The art of forgiveness is a human endeavor many aspire to. Plenty of the great religious traditions, including Buddhism and Christianity, hold this ability up as one of the true measures of a “good” man or a woman. Even so, it seems that tolerance for the misdeeds of others in modern society tends to be a partisan affair. Christ-like it is not.
When clemency is handed out to someone on your “team”—a person whose stated views appeal to your own sympathies—yet denied to someone with whom you might disagree, or even consider an enemy of sorts (we’re not talking Hitler here), then perhaps your forgiveness is not as magnanimous as you once believed.
When a liberal forgives a Democrat his sexual transgressions (Clinton), or turns a blind eye to extrajudicial killings (Obama), this generally doesn’t come as a shock. If a conservative pardons the shoddy military record of a hawkish president (Bush), while attacking a real soldier (Kerry), or perhaps forgives a firebrand evangelist his drug or sexual scandals (Jimmy Swaggart, Paul Crouch, Ted Haggard), yet is still able to attack the “moral” qualities of people with opposing beliefs as “un-American,” or go after folks because of their sexual orientation— well, in my book, this isn’t forgiveness at all. It’s simply giving a member of your team a “pass.” No need to pat yourself on the back for your kind-hearted ways.
Forgiveness has its limits.
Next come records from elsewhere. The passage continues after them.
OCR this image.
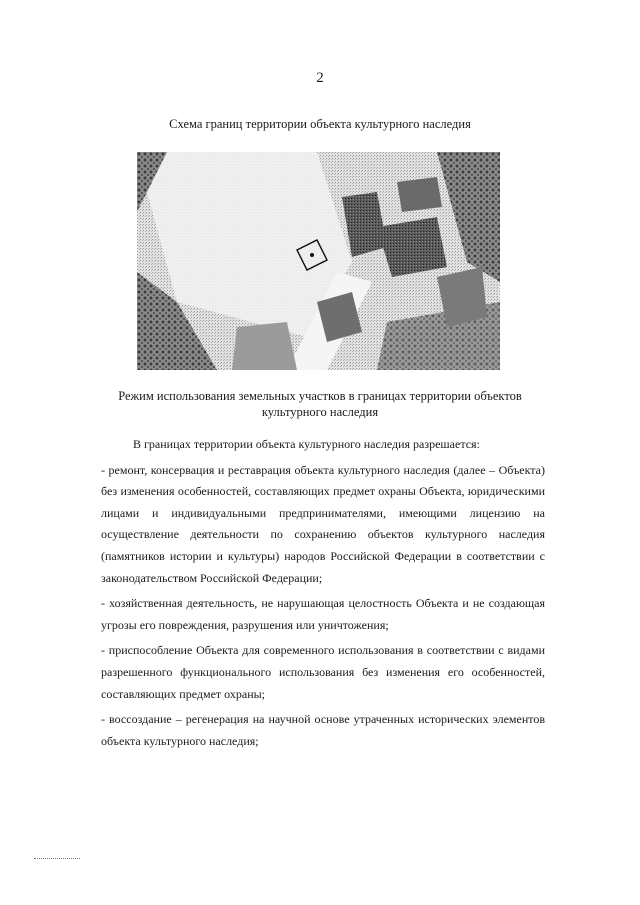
2
Схема границ территории объекта культурного наследия
Режим использования земельных участков в границах территории объектов культурного наследия

В границах территории объекта культурного наследия разрешается:

- ремонт, консервация и реставрация объекта культурного наследия (далее – Объекта) без изменения особенностей, составляющих предмет охраны Объекта, юридическими лицами и индивидуальными предпринимателями, имеющими лицензию на осуществление деятельности по сохранению объектов культурного наследия (памятников истории и культуры) народов Российской Федерации в соответствии с законодательством Российской Федерации;

- хозяйственная деятельность, не нарушающая целостность Объекта и не создающая угрозы его повреждения, разрушения или уничтожения;

- приспособление Объекта для современного использования в соответствии с видами разрешенного функционального использования без изменения его особенностей, составляющих предмет охраны;

- воссоздание – регенерация на научной основе утраченных исторических элементов объекта культурного наследия;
A human being guilty of genocide, or other heinous crimes, should probably carry the burden of his or her guilt (assuming the person in question isn’t a sociopath) for life, absent any absolution. Yet for the masses, and the cultural and political pundits allocating “forgiveness” in the first place, I believe it’s important to grasp that the true art only takes shape when you can forgive someone you don’t like, or perhaps hate, and will never understand.
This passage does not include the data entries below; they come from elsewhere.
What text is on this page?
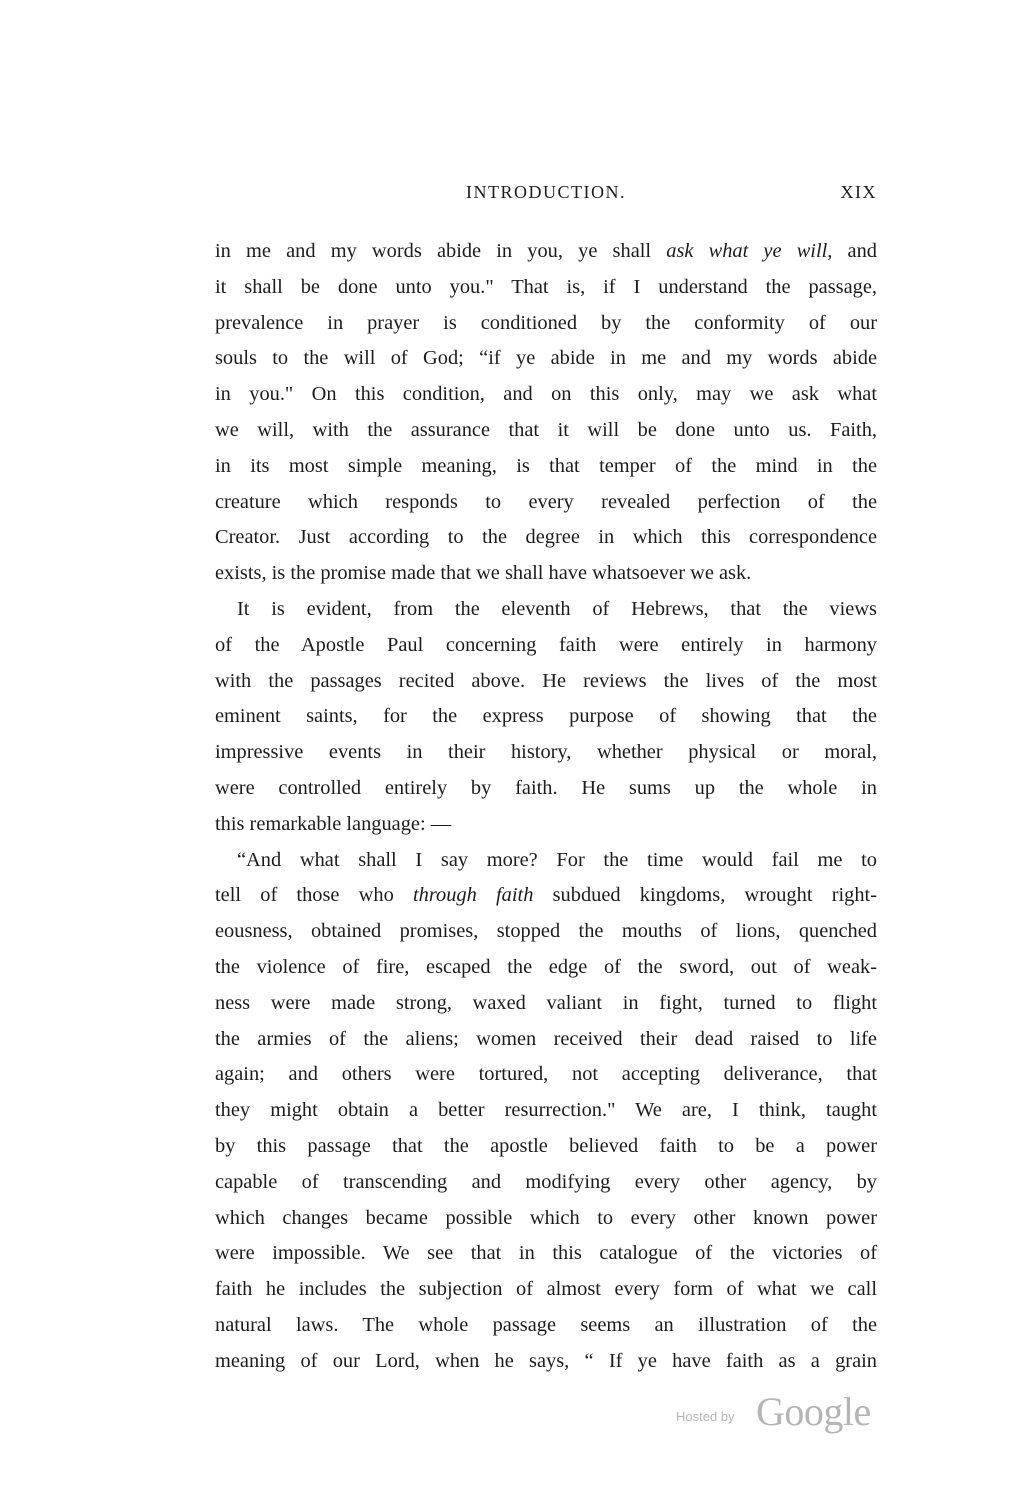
INTRODUCTION.	XIX
in me and my words abide in you, ye shall ask what ye will, and
it shall be done unto you." That is, if I understand the passage,
prevalence in prayer is conditioned by the conformity of our
souls to the will of God; “if ye abide in me and my words abide
in you." On this condition, and on this only, may we ask what
we will, with the assurance that it will be done unto us. Faith,
in its most simple meaning, is that temper of the mind in the
creature which responds to every revealed perfection of the
Creator. Just according to the degree in which this correspondence
exists, is the promise made that we shall have whatsoever we ask.
It is evident, from the eleventh of Hebrews, that the views
of the Apostle Paul concerning faith were entirely in harmony
with the passages recited above. He reviews the lives of the most
eminent saints, for the express purpose of showing that the
impressive events in their history, whether physical or moral,
were controlled entirely by faith. He sums up the whole in
this remarkable language: —
“And what shall I say more? For the time would fail me to
tell of those who through faith subdued kingdoms, wrought right-
eousness, obtained promises, stopped the mouths of lions, quenched
the violence of fire, escaped the edge of the sword, out of weak-
ness were made strong, waxed valiant in fight, turned to flight
the armies of the aliens; women received their dead raised to life
again; and others were tortured, not accepting deliverance, that
they might obtain a better resurrection." We are, I think, taught
by this passage that the apostle believed faith to be a power
capable of transcending and modifying every other agency, by
which changes became possible which to every other known power
were impossible. We see that in this catalogue of the victories of
faith he includes the subjection of almost every form of what we call
natural laws. The whole passage seems an illustration of the
meaning of our Lord, when he says, “ If ye have faith as a grain
Hosted by Google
For those public figures caught up in scandal, betraying their own stated beliefs, yet somehow manage to keep slithering on thanks to the forgiveness of their constituents (Mark Sanford) or followers—it might be time to stop doing that. At least modern leaders don’t have to exit public life in the same violent manner shamed Japanese once undertook (seppuku).
Of course, why exit at all when shame no longer seems to be much of a factor as to how someone conducts his or her affairs in public. There’s a difference between asking for forgiveness, and manipulating the good will of the people. Besides, Jesse Jackson can only rehabilitate so many fallen leaders at a time.
Dante believed sinners guilty of hypocrisy would be punished in the Eighth Circle of Hell (one of the worst), possibly crucified (Caiphus), while fellow hypocrites donning leaden cloaks walked over the body and crushed it. It’s safe to say he wasn’t a fan of two-faced individuals.
The man who is false at every turn will often beg the world for forgiveness when he’s found out as a liar… and sadly, its seems, he often gets what he wants, even though from my perspective an awful lot of this public crying and moral “soul searching” we witness from our leaders is false as well. Let’s just say that I appreciate Dante’s perspective on the matter.